As in solid organ transplant, where organ allocation is based on need, a similar strategy could be used for distributing CAR T-cell therapy for patients with multiple myeloma. At present, there are more than 200 Foundation for the Accreditation of Cellular Therapy (FACT)approved centers in the United States capable of administering CAR T cells. The restriction of CAR T-cell therapy to select, high-profile centers, some within miles of each other, when other states do not have any is indefensible.
FACT-approved centers should be geographically organized to cover a maximum number of patients with monthly virtual meetings. This way, CAR T products can become available to individuals most in need and who likely have fewer treatment options. Tumor board type allocation of treatment nearer to the patient’s home would certainly be more equitable than awarding treatment slots based on the number of patients entered onto the manufacturer’s protocol, a strategy that lacks transparency and accountability.
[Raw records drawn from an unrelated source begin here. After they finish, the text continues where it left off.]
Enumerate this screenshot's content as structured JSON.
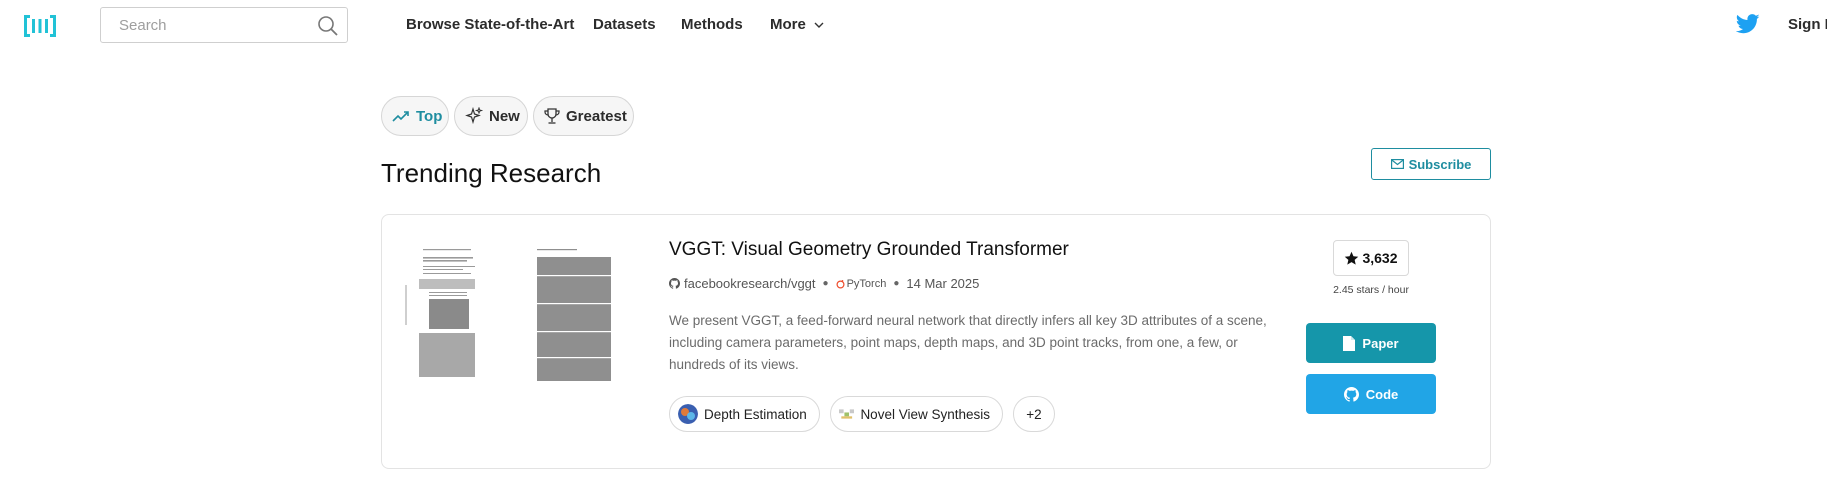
{
  "nav": {
    "search_placeholder": "Search",
    "links": [
      "Browse State-of-the-Art",
      "Datasets",
      "Methods",
      "More"
    ],
    "sign_in": "Sign In"
  },
  "filters": [
    {
      "label": "Top",
      "icon": "trending-up-icon",
      "active": true
    },
    {
      "label": "New",
      "icon": "sparkle-icon",
      "active": false
    },
    {
      "label": "Greatest",
      "icon": "trophy-icon",
      "active": false
    }
  ],
  "section": {
    "title": "Trending Research",
    "subscribe": "Subscribe"
  },
  "paper": {
    "title": "VGGT: Visual Geometry Grounded Transformer",
    "repo": "facebookresearch/vggt",
    "framework": "PyTorch",
    "date": "14 Mar 2025",
    "abstract": "We present VGGT, a feed-forward neural network that directly infers all key 3D attributes of a scene, including camera parameters, point maps, depth maps, and 3D point tracks, from one, a few, or hundreds of its views.",
    "tasks": [
      "Depth Estimation",
      "Novel View Synthesis"
    ],
    "more_tasks": "+2",
    "stars": "3,632",
    "stars_rate": "2.45 stars / hour",
    "paper_btn": "Paper",
    "code_btn": "Code"
  },
  "colors": {
    "accent": "#1e8da0",
    "paper_button": "#1596aa",
    "code_button": "#21a5e6",
    "twitter": "#1da1f2"
  }
}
In this regard, perhaps the greatest value of high-volume myeloma centers is to offer treatments in clinical trials that cannot be offered in the community, such as non-BCMA bispecific antibodies, non-BCMA CAR T-cell therapies, next-generation cereblon E3 ligase modulators,14 and other new exciting agents such as modakafusp alfa, a fusion protein that targets interferon, the proinflammatory hormone used to treat viral infections and other cancers to cells that have the surface marker, CD38.15 Such strategies could at least temporize worsening disease without jeopardizing the subsequent response to CAR T therapy.
CAR T-cell therapy is a hugely important therapeutic option for patients with multiple myeloma, but if this treatment is not accessible, it may as well not exist.
We need to mitigate deadly disparities in cancer care and start by rethinking how designated centers are assigned CAR T products. By establishing a comprehensive and equitable way to obtain and administer CAR T, we can start eliminating pervasive inequities. Without establishing accountability for the pharmaceutical industry and others, access to lifesaving treatments will become even harder. Access to a lifesaving treatment cannot just be a matter of being in the right place at the right time.
Mendel Goldfinger, MD, is a medical oncologist at Montefiore Einstein Cancer Center and assistant professor of medicine at Albert Einstein College of Medicine in the Bronx, New York.
Nishi Shah, MD, is an attending physician at Montefiore Einstein Cancer Center and an assistant professor at Albert Einstein College of Medicine.
Dennis L. Cooper, MD, is chief of Bone Marrow Transplantation at Montefiore Einstein Cancer Center and professor of medicine at Albert Einstein College of Medicine.